In Edison’s nickel-iron battery, the electrolyte was potassium or sodium hydroxide, rather than acid, and the battery contained no lead or other heavy metals, making it free of the risk of acid spills and reducing the environmental risk of its manufacturing and disposal. It was a popular backup power source for railroads and mines and other industrial uses for decades…but it largely went out of favor in the mid-1970s because of its drawbacks: slow to charge, slow to discharge.
That’s where Stanford University comes in. Honglie Dai, a professor of chemistry, and his colleagues found a way to create an ultrafast version of the nickel-iron battery that can be fully charged in about two minutes and discharged in less than half a minute, a thousand-fold increase in speed.

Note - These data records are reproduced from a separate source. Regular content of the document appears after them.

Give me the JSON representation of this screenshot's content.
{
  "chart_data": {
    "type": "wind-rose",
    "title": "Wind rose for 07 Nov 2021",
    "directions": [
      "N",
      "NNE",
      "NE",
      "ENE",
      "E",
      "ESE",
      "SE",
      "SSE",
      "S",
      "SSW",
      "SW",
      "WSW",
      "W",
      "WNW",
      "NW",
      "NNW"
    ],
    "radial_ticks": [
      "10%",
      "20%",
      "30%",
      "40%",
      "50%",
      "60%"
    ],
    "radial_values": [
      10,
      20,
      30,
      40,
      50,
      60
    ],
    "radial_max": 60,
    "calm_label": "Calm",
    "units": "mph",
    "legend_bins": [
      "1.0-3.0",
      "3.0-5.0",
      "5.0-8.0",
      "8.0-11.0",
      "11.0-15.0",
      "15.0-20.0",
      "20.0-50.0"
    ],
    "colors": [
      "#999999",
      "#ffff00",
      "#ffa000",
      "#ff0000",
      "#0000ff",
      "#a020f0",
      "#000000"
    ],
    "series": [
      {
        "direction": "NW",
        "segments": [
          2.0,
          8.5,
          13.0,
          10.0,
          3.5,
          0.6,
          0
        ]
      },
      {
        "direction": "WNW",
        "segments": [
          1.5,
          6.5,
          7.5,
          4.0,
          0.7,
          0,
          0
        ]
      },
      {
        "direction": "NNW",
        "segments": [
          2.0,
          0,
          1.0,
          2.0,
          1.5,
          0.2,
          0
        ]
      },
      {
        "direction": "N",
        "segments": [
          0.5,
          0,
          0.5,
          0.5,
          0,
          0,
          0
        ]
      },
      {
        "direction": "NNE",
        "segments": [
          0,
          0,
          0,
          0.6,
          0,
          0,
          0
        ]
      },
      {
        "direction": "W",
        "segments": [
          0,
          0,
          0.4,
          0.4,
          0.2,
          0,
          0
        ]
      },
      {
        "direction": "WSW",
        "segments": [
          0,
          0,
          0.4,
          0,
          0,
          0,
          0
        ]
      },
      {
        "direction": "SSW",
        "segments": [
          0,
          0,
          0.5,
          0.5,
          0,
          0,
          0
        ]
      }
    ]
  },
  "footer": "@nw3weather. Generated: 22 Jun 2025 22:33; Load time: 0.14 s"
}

To do so they combined Edison’s old technology with cutting-edge nanotechnology. They used graphene—sheets of carbon only one atom thick—and multi-walled carbon nanotubes, consisting of about 10 concentric graphene sheets rolled together. By growing nanocrystals of iron oxide onto graphene, and nanocrystals of nickel hydroxide onto carbon nanotubes, they created a battery whose electrical charges could move much more quickly between the electrodes and the outside circuit.
Although this new style of nickel-iron battery, even if scaled up (Stanford’s version is only powerful enough to operate a flashlight) probably won’t replace lithium-ion batteries in today’s electric cars, it could assist lithium-ion batteries by giving them a power boost for faster acceleration and regenerative braking, and might be especially useful in emergency situations where things need to be charged very quickly.
More importantly, this work opens up the possibility of improving battery technology in general. “It’s different from traditional methods, where you simply mix materials together,” says Dai. “I think Thomas Edison would be happy to see this progress.”
In fact, you might say he’d get a real charge out of it.